Strangely, Ben failed to explicitly mention the burden on governments and banks that have accumulated substantial debt, which is what the current problems are about. I suspect he secretly refers to these entities when he refers to "firms" but I think he should have been a little more explicit about his own self interest in the matter.
"Although deflation and the zero bound on nominal interest rates create a significant problem for those seeking to borrow, they impose an even greater burden on households and firms that had accumulated substantial debt before the onset of the deflation."
Each day I am more and more convinced that if the banking system collapsed the only people that would notice are the bankers; and those banks with crazy loan portfolios are not going to be repaid anyway, so what's the big deal? The bankers need a good smack on the side of the head that bankruptcy would provide.
Obama, God bless his ignorant soul, keeps repeating the mantra that "credit is the lifeblood of our financial system." "Banks are not lending," he says.
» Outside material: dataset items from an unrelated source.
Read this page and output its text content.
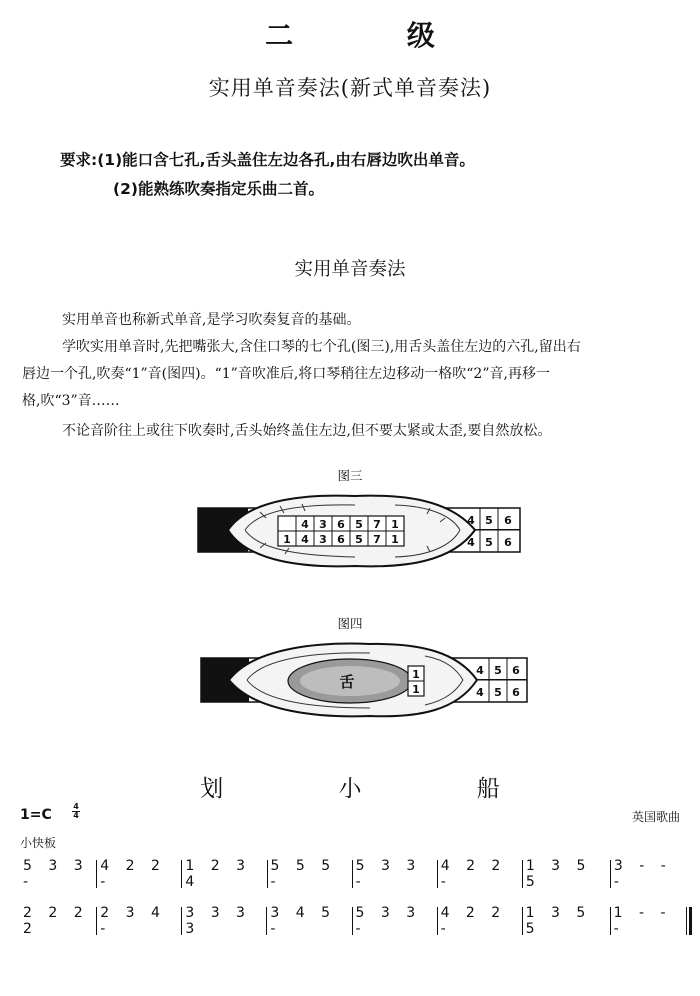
二 级
实用单音奏法(新式单音奏法)
要求:(1)能口含七孔,舌头盖住左边各孔,由右唇边吹出单音。
(2)能熟练吹奏指定乐曲二首。
实用单音奏法
实用单音也称新式单音,是学习吹奏复音的基础。
学吹实用单音时,先把嘴张大,含住口琴的七个孔(图三),用舌头盖住左边的六孔,留出右
唇边一个孔,吹奏“1”音(图四)。“1”音吹准后,将口琴稍往左边移动一格吹“2”音,再移一
格,吹“3”音……
不论音阶往上或往下吹奏时,舌头始终盖住左边,但不要太紧或太歪,要自然放松。
图三
4 3 6 5 7 1
1 4 3 6 5 7 1
4 5 6
4 5 6
图四
舌	1
1
4 5 6
4 5 6
划 小 船
1=C
4
4	英国歌曲
小快板
5 3 3 -
4 2 2 -
1 2 3 4
5 5 5 -
5 3 3 -
4 2 2 -
1 3 5 5
3 - - -
2 2 2 2
2 3 4 -
3 3 3 3
3 4 5 -
5 3 3 -
4 2 2 -
1 3 5 5
1 - - -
But in fact, banks are lending - they are lending to entities that are qualified. Does Obama want a return to the crazy-ass loan-making fever we just went through? Nobody is loaning GM money because it's a bad idea - not because they don't have the money to lend out.
Maybe the problem isn't supply but demand - there isn't demand for loans because the previous demand was from people that should never have qualified for a loan. Therefore you can give banks as much money as you want but the only way to get credit flowing is to return to making bad loans.
This does not strike me as a good idea!